Próbki płynu do prania po 2 dolary pomagają mi związać koniec z końcem. Pewnie nawet nie wiesz, że detergenty sprzedają w próbkach. Proponujesz drogie restauracje, które zawsze lubiliśmy, ale zamawiam wodę mineralną z cytryną, a nie kieliszek chardonnay za 12 dolarów. Uważnie wybieram pozycje z karty. W myślach skrupulatnie liczę każdy grosz. Nie chcę składać się na wspólny rachunek obejmujący desery, fikuśne kawy i drugi czy trzeci kieliszek wina, którego nie piłam.
I am tired of trying to fake appearances. A friend told me that I'm broke not poor, and there is a difference. I live without cable, my gym membership and nail appointments. I've discovered I can do my own hair. There is no retirement savings, no nest egg. I exhausted that long ago. There is no expensive condo to draw equity and no husband to back me up. Months of slow pay and no pay have decimated my credit. Bill collectors call constantly, reading verbatim from a script before expressing polite sympathy for my plight and then demanding payment arrangements I can't possibly meet. Friends wonder privately how someone so well educated could be in economic free fall.
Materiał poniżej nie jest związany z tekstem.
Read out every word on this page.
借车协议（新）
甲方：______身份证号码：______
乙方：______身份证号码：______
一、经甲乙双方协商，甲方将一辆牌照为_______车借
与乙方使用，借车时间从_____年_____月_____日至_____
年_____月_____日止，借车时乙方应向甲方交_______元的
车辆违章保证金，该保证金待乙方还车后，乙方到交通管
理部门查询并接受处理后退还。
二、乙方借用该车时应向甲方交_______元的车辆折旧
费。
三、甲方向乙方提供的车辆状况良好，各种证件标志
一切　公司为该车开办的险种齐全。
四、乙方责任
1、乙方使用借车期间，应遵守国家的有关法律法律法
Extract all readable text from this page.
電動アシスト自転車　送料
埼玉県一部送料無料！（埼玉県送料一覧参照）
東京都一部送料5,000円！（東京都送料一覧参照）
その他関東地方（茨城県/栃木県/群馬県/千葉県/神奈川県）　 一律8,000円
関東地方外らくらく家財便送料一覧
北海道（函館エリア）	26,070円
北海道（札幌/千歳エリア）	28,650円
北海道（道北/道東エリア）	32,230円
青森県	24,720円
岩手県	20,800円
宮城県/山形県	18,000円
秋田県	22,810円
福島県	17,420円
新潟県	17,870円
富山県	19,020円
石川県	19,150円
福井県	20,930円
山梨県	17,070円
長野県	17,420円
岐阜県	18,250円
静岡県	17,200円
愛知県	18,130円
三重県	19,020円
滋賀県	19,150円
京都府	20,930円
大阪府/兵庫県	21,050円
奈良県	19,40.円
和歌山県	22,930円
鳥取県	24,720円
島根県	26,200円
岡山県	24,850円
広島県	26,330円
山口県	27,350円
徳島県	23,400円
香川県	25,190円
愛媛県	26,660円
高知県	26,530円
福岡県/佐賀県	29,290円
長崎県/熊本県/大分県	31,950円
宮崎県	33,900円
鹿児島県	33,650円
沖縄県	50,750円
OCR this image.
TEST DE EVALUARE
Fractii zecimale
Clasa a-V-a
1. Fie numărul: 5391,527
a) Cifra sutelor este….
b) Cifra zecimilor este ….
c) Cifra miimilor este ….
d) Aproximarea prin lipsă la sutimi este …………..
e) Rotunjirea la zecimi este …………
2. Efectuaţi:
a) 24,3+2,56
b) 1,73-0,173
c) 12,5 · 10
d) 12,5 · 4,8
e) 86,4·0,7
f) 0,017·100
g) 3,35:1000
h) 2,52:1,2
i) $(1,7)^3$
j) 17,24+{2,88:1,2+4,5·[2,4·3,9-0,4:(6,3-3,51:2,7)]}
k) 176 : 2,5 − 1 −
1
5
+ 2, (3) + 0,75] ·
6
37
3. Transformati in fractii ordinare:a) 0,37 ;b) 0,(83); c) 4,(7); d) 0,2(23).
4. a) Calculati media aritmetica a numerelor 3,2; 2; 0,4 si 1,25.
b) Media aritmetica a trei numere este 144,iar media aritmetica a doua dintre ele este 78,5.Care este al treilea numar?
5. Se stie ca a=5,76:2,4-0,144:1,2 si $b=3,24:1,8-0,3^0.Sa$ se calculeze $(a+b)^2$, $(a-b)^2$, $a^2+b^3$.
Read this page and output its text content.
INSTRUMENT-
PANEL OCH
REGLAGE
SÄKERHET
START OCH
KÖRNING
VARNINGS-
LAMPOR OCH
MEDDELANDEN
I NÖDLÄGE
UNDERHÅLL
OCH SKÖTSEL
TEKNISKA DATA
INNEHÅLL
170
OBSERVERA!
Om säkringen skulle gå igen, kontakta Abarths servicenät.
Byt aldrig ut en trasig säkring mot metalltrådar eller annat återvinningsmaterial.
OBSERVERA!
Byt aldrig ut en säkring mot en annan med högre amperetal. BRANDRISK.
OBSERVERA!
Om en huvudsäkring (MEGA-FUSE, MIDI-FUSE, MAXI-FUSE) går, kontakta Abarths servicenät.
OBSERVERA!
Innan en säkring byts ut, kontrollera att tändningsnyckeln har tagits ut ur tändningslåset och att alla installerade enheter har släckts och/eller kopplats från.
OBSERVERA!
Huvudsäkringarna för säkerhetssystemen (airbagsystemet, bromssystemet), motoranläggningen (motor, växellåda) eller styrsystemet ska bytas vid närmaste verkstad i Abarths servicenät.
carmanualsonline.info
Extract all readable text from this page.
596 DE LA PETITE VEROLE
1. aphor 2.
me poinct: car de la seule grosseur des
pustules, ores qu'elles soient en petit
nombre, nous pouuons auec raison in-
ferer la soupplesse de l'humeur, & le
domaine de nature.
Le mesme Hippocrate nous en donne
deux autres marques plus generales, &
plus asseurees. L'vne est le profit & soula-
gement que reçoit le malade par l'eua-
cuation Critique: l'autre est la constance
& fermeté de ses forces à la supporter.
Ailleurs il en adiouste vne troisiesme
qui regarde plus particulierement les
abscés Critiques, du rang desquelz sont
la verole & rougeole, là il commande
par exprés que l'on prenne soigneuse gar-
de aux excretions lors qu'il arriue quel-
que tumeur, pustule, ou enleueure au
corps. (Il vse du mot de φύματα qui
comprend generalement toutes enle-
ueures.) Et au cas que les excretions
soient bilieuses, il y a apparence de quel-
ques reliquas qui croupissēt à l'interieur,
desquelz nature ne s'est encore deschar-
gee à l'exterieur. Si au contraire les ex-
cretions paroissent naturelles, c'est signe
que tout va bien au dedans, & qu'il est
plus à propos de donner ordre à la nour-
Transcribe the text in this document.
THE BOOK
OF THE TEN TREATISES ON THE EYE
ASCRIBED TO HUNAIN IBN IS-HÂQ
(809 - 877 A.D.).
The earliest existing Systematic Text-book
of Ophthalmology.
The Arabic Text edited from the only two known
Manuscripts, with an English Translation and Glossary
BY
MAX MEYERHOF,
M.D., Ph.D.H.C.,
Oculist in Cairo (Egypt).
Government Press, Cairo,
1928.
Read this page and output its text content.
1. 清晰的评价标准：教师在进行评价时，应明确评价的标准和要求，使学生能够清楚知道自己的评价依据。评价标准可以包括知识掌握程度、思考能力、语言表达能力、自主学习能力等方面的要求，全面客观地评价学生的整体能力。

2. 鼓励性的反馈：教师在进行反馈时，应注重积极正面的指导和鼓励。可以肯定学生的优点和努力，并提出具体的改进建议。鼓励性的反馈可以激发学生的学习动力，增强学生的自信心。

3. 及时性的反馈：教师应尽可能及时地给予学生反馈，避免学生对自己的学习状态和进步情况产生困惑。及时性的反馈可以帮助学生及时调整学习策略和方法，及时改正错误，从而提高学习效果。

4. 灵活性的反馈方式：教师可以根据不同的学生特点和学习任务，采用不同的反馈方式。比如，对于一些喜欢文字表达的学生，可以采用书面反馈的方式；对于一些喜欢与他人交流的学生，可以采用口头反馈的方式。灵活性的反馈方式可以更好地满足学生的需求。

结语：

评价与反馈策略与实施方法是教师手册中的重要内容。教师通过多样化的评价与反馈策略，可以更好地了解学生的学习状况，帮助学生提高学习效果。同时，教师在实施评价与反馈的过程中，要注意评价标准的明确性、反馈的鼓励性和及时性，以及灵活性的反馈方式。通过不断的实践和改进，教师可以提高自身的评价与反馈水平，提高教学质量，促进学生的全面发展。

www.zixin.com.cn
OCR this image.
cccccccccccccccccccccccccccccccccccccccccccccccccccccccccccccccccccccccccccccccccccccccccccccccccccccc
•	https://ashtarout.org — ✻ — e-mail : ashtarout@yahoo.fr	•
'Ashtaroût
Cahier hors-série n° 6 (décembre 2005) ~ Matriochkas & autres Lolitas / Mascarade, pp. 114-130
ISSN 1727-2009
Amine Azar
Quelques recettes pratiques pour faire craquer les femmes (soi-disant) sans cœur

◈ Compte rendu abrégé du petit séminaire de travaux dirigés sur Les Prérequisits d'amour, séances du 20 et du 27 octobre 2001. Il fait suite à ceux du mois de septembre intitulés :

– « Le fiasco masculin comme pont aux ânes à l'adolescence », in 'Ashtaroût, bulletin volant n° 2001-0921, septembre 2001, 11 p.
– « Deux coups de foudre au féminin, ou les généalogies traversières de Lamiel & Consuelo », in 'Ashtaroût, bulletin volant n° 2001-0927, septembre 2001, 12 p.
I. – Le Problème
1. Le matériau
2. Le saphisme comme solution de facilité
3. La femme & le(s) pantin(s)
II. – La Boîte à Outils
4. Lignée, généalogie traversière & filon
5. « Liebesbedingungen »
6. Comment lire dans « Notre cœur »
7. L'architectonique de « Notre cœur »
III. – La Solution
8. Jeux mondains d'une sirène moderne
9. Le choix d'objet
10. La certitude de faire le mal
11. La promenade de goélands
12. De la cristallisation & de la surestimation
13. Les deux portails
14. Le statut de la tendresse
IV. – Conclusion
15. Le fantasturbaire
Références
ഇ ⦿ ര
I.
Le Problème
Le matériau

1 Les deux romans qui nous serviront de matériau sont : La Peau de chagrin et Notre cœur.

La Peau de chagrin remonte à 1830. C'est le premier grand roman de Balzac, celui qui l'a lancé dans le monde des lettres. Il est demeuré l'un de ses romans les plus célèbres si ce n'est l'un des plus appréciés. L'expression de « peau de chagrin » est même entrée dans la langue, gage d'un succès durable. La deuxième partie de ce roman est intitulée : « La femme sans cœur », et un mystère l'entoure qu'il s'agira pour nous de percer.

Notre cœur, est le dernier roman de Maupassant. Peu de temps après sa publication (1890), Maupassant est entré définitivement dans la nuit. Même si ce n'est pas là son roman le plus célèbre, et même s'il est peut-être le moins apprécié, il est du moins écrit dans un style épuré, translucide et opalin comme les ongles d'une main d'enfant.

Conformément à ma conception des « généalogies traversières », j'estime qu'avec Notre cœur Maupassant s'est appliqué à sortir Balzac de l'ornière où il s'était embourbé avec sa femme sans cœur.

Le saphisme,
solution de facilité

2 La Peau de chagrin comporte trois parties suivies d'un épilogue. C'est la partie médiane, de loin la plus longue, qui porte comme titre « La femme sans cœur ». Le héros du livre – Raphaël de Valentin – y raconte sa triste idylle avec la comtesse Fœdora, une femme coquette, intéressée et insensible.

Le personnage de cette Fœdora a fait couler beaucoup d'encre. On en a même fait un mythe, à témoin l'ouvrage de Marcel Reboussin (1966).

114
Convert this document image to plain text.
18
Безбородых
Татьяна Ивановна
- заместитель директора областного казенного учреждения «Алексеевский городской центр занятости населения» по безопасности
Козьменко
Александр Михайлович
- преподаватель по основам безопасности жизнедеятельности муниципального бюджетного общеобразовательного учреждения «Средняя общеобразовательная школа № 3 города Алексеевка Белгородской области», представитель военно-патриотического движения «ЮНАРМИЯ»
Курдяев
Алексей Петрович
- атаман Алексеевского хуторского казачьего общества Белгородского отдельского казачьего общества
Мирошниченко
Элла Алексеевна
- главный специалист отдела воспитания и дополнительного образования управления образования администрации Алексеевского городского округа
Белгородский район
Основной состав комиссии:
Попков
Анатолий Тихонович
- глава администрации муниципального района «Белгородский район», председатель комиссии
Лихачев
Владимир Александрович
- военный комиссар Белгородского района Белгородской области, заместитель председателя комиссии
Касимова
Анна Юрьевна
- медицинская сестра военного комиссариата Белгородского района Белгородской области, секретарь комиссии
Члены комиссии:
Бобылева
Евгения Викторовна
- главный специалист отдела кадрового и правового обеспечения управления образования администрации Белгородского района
Męczy mnie próba zachowania pozorów. Według przyjaciółki nie jestem biedna tylko spłukana, a to różnica. Żyję bez kablówki, karnetu na siłownię i wizyt u kosmetyczki. Odkryłam, że sama umiem się uczesać. Nie mam funduszu emerytalnego ani oszczędności. Wykorzystałam je dawno temu. Nie mam rentownego apartamentu ani męża, który mnie wesprze. Miesiące opóźnionych wpływów i ich brak osłabiły moją wiarygodność kredytową. Inkasenci dzwonią bez przerwy, czytają gotowe formułki, zanim grzecznie wyrażą współczucie dla mojej sytuacji i zaproponują warunki spłat, których nie mogę spełnić. Znajomi po cichu zastanawiają się, jak ktoś tak świetnie wykształcony mógł wpaść w ekonomiczną zapaść.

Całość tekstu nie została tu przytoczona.